Musim dingin di Belanda kali ini memang benar-benar dingin. Suhu di malam hari bisa mencapai minus 10’C dan di siang hari minus 2’C. Kalo tahun lalu salju turun sebentar hanya 2-3 hari dan itupun meleleh keesokan harinya, di tahun ini salju seperti terus membombardir tiap hari. Tidak hanya di malam hari, sering siang hari pun menjadi sasaran.
Tidur memang asik, nyenyak. Mimpi pun bisa selembut salju.
Buat anak-anak, turunnya salju seperti berkah. Mereka bisa bermain papan seluncur ataupun bermain timpuk-timpukan dengan bola saljunya. Tapi buat yang harus kerja ataupun sekolah keesokan harinya? Siap-siaplah menahan dingin.
Di musim dingin ini, seperti menjadi rutinitas pagi untuk menahan dinginnya udara sambil menunggu datangnya transport. Semua orang seperti mencari posisi yang pas untuk menahan hembusan dinginnya angin. Tangan juga pasti dimasukkan ke saku supaya nggak dingin. Pokoknya, tutupin aja semua badan supaya ngak kedinginan.

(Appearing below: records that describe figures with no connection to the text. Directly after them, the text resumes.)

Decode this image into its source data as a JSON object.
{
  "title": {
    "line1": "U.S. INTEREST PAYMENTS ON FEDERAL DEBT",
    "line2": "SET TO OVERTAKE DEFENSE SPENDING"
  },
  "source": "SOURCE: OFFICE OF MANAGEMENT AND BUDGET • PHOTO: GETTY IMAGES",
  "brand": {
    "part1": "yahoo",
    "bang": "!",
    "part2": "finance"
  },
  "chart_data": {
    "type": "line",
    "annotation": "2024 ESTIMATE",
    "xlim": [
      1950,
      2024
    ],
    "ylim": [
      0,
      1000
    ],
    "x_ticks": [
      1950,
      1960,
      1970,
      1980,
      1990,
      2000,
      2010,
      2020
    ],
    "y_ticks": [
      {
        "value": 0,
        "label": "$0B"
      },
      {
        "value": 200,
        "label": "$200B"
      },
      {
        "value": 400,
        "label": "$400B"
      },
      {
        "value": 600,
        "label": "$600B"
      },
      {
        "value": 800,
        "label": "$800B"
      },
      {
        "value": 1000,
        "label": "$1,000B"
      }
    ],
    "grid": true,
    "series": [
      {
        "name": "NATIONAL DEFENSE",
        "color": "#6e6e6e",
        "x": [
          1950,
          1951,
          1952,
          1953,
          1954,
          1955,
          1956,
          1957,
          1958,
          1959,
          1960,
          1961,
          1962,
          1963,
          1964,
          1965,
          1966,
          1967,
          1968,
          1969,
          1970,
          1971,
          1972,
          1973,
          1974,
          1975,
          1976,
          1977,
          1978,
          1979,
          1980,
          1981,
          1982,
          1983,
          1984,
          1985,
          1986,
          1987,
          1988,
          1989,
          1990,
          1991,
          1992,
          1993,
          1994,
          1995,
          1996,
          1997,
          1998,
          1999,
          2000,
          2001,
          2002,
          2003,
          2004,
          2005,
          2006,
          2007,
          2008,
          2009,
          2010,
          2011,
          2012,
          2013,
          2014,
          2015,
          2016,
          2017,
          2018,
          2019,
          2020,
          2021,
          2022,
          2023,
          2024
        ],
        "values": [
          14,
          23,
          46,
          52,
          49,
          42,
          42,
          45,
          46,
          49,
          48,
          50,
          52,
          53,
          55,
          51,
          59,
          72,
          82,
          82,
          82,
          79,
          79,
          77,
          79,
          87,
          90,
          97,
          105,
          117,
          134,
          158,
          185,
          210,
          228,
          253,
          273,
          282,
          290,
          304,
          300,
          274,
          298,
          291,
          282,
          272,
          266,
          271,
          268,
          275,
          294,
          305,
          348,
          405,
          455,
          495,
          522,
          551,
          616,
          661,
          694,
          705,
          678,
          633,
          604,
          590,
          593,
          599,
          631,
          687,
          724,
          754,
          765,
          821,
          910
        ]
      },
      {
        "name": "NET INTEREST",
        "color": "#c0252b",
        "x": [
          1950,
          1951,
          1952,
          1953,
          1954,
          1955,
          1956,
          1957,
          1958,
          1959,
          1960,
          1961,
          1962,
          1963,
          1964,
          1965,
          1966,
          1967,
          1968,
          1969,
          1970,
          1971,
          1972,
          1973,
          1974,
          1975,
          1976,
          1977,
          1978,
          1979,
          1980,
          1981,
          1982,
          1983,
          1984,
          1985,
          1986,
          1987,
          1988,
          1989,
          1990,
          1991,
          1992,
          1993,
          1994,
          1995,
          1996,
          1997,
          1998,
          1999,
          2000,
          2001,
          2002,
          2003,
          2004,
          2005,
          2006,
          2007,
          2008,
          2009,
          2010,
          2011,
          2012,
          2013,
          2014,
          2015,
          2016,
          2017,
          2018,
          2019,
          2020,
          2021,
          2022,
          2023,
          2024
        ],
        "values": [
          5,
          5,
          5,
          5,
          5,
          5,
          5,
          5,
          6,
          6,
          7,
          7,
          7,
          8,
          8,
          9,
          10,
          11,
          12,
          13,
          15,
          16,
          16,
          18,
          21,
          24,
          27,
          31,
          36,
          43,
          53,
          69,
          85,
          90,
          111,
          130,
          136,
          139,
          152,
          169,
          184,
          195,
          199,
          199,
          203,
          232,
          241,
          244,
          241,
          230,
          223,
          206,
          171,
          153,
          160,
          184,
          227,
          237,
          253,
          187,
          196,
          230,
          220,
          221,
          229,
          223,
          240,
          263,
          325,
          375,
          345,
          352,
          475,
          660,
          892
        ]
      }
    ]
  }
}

Itupun masih beruntung kalo kereta, trem ataupun bis datang. Bisa-bisa kita kembali pulang ke rumah akibat tiadanya transportasi. Atau kalo malah lebih sial, bisa berangkat ngantor, tapi ngak bisa pulang….repot kan.

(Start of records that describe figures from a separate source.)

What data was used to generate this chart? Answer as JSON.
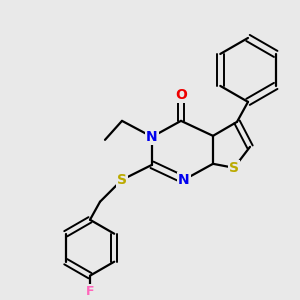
{
  "background_color": "#e9e9e9",
  "bond_color": "#000000",
  "atom_colors": {
    "N": "#0000ee",
    "O": "#ee0000",
    "S": "#bbaa00",
    "F": "#ff66bb",
    "C": "#000000"
  }
}
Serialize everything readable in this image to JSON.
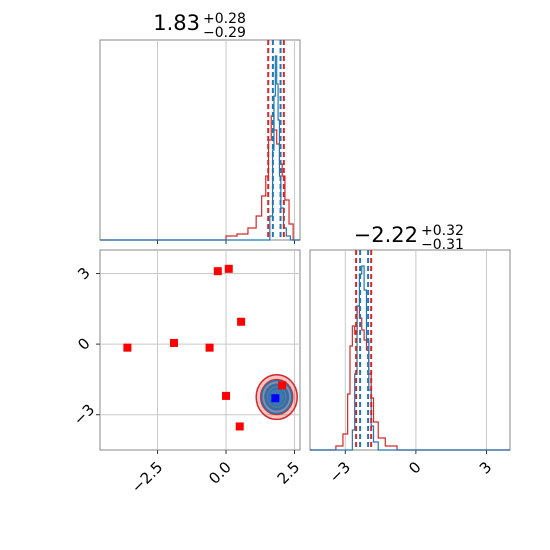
{
  "chart_data": [
    {
      "type": "histogram",
      "panel": "x-marginal",
      "title_main": "1.83",
      "title_plus": "+0.28",
      "title_minus": "−0.29",
      "xlim": [
        -4.6,
        2.7
      ],
      "xticks": [
        -2.5,
        0.0,
        2.5
      ],
      "grid": true,
      "series": [
        {
          "color": "#d62728",
          "bins": [
            [
              -0.0,
              0.02
            ],
            [
              0.4,
              0.03
            ],
            [
              0.8,
              0.06
            ],
            [
              1.1,
              0.12
            ],
            [
              1.3,
              0.22
            ],
            [
              1.45,
              0.32
            ],
            [
              1.55,
              0.5
            ],
            [
              1.65,
              0.62
            ],
            [
              1.75,
              0.55
            ],
            [
              1.85,
              0.48
            ],
            [
              1.95,
              0.38
            ],
            [
              2.05,
              0.32
            ],
            [
              2.15,
              0.2
            ],
            [
              2.3,
              0.08
            ],
            [
              2.45,
              0.0
            ]
          ],
          "quantile_lines": [
            1.54,
            2.11
          ]
        },
        {
          "color": "#1f77b4",
          "bins": [
            [
              1.45,
              0.0
            ],
            [
              1.6,
              0.12
            ],
            [
              1.7,
              0.45
            ],
            [
              1.75,
              0.72
            ],
            [
              1.8,
              0.92
            ],
            [
              1.85,
              0.78
            ],
            [
              1.9,
              0.6
            ],
            [
              1.95,
              0.32
            ],
            [
              2.0,
              0.16
            ],
            [
              2.1,
              0.06
            ],
            [
              2.2,
              0.02
            ],
            [
              2.35,
              0.0
            ]
          ],
          "quantile_lines": [
            1.71,
            1.99
          ]
        }
      ]
    },
    {
      "type": "scatter",
      "panel": "joint",
      "xlim": [
        -4.6,
        2.7
      ],
      "ylim": [
        -4.5,
        4.0
      ],
      "xticks": [
        -2.5,
        0.0,
        2.5
      ],
      "xtick_labels": [
        "−2.5",
        "0.0",
        "2.5"
      ],
      "yticks": [
        3,
        0,
        -3
      ],
      "ytick_labels": [
        "3",
        "0",
        "−3"
      ],
      "grid": true,
      "points": [
        {
          "x": -3.6,
          "y": -0.15,
          "color": "#ff0000"
        },
        {
          "x": -1.9,
          "y": 0.05,
          "color": "#ff0000"
        },
        {
          "x": -0.6,
          "y": -0.15,
          "color": "#ff0000"
        },
        {
          "x": -0.3,
          "y": 3.1,
          "color": "#ff0000"
        },
        {
          "x": 0.1,
          "y": 3.2,
          "color": "#ff0000"
        },
        {
          "x": 0.55,
          "y": 0.95,
          "color": "#ff0000"
        },
        {
          "x": 0.0,
          "y": -2.2,
          "color": "#ff0000"
        },
        {
          "x": 0.5,
          "y": -3.5,
          "color": "#ff0000"
        },
        {
          "x": 2.05,
          "y": -1.75,
          "color": "#ff0000"
        },
        {
          "x": 1.8,
          "y": -2.3,
          "color": "#0000ff"
        }
      ],
      "contours": [
        {
          "cx": 1.85,
          "cy": -2.25,
          "rx": 0.75,
          "ry": 0.95,
          "color": "#d62728"
        },
        {
          "cx": 1.85,
          "cy": -2.25,
          "rx": 0.55,
          "ry": 0.7,
          "color": "#1f77b4"
        }
      ]
    },
    {
      "type": "histogram",
      "panel": "y-marginal",
      "title_main": "−2.22",
      "title_plus": "+0.32",
      "title_minus": "−0.31",
      "xlim": [
        -4.5,
        4.0
      ],
      "xticks": [
        -3,
        0,
        3
      ],
      "xtick_labels": [
        "−3",
        "0",
        "3"
      ],
      "grid": true,
      "series": [
        {
          "color": "#d62728",
          "bins": [
            [
              -4.2,
              0.0
            ],
            [
              -3.4,
              0.02
            ],
            [
              -3.1,
              0.08
            ],
            [
              -2.9,
              0.28
            ],
            [
              -2.8,
              0.52
            ],
            [
              -2.7,
              0.62
            ],
            [
              -2.6,
              0.58
            ],
            [
              -2.5,
              0.72
            ],
            [
              -2.4,
              0.66
            ],
            [
              -2.3,
              0.6
            ],
            [
              -2.2,
              0.55
            ],
            [
              -2.1,
              0.5
            ],
            [
              -2.0,
              0.38
            ],
            [
              -1.9,
              0.26
            ],
            [
              -1.8,
              0.14
            ],
            [
              -1.6,
              0.06
            ],
            [
              -1.3,
              0.02
            ],
            [
              -0.8,
              0.0
            ]
          ],
          "quantile_lines": [
            -2.54,
            -1.9
          ]
        },
        {
          "color": "#1f77b4",
          "bins": [
            [
              -2.8,
              0.0
            ],
            [
              -2.7,
              0.1
            ],
            [
              -2.6,
              0.38
            ],
            [
              -2.5,
              0.72
            ],
            [
              -2.4,
              0.88
            ],
            [
              -2.3,
              0.92
            ],
            [
              -2.2,
              0.8
            ],
            [
              -2.1,
              0.55
            ],
            [
              -2.0,
              0.3
            ],
            [
              -1.9,
              0.12
            ],
            [
              -1.8,
              0.04
            ],
            [
              -1.6,
              0.0
            ]
          ],
          "quantile_lines": [
            -2.37,
            -2.03
          ]
        }
      ]
    }
  ]
}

Saking tebalnya salju di Belanda dan sejumlah negara Eropa lainnya, masalah salju cukup menggangu sejumlah jadwal keberangkatan. Namun yang namanya faktor alam, siapa sih yang bisa ngelawan.
Dalam kondisi normal, seperti tiadanya salju yang menyelimuti jalur rel ataupun jalan raya, jadwal transport pun berjalan normal. Kita bisa pastikan metro, bis, kereta api, ataupun trem akan datang tiap 10 atau 15 menit sesuai jadwalnya.

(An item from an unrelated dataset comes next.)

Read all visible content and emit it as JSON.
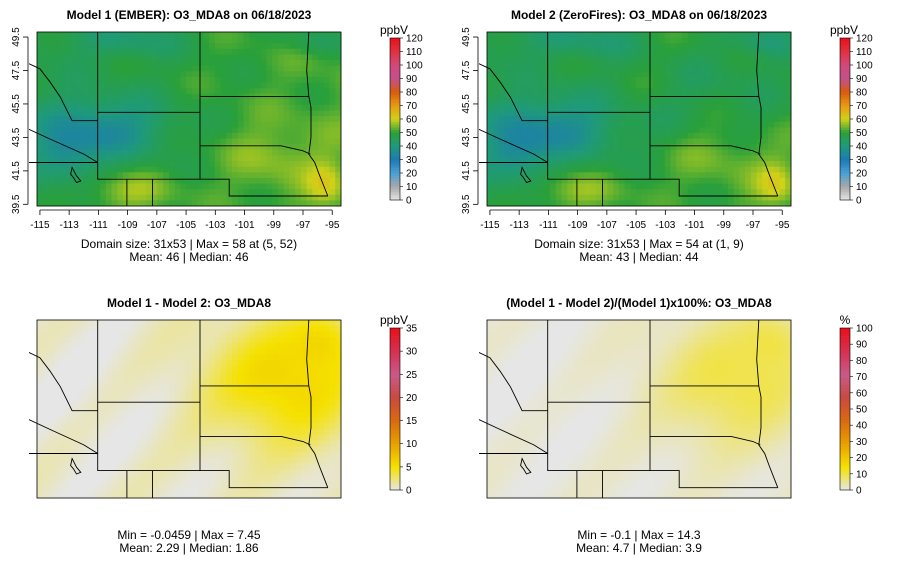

Lain di eropa, lain di tanah air. Tidak seperti eropa yang mempunyai empat musim, kita sebenarnya bisa dikatakan beruntung hanya mempunya dua musim. Layaknya matematika, persoalan yang hanya mempunyai dua variable tentu lebih mudah dipecahkan daripada yang empat variable kan??
Dengan hanya dua musim itu, kita seharusnya lebih mudah mengelola persoalan mendasar yang ada. Terutama persoalan yang menyangkut hajat hidup orang banyak.
Katakanlah seperti isu tiadanya transportasi karena tebalnya salju seperti yang dikemukakan diatas. Kita tidak akan dihadapkan pada persoalan bagaimana memecahkan gumpalan es di jalan, yang dalam hal ini memang menjadi tanggung jawab pemerintah.
Tapi apa yang terjadi di tanah air? Sampai sekarang saya belum pernah punya pengalaman penerbangan domestik yang tepat waktu. Menunggu satu jam lebih sudah harus diperhitungkan dalam agenda keberangkatan.
Juga di jalur kereta api. Perjalanan kereta api masih juga sering terlambat, walaupun sekarang juga banyak yang on-time. Nggak salah kalo penumpang lebih tertarik berangkat dengan travel travel perjalanan ataupun ‘kijang gelap’ yang banyak beredar di stasiun.
Keterlambatan seperti sudah menjadi kata wajib dalam setiap jadwal keberangkatan yang tentunya akan menjadi terlambat juga dalam jadwal kedatangan. Kalo terlambat karena faktor alam tentu bisa dipahami. Tapi kalo karena human error, atau bahasa gaulnya di negeri kita kesalahan teknis, dan sudah menjadi makanan sehari-hari? Dengan kata lain, ‘Masak tiap jadwal human error trus sih!!’ Budaya tepat waktu masih jauh dari kita.
Seperti lagu Iwan Fals
Biasanya….. kereta terlambat
Dua jam mungkin biasa
Dua jam cerita lama
Yahhh begitulah memang. Kita sepertinya jauh dari bersyukur. Kemudahan yang diberikan Tuhan ini ternyata sering membuat kita tidak disiplin, malas dan terlena.
Selamat beraktifitas dan jangan sampai telat ngantor.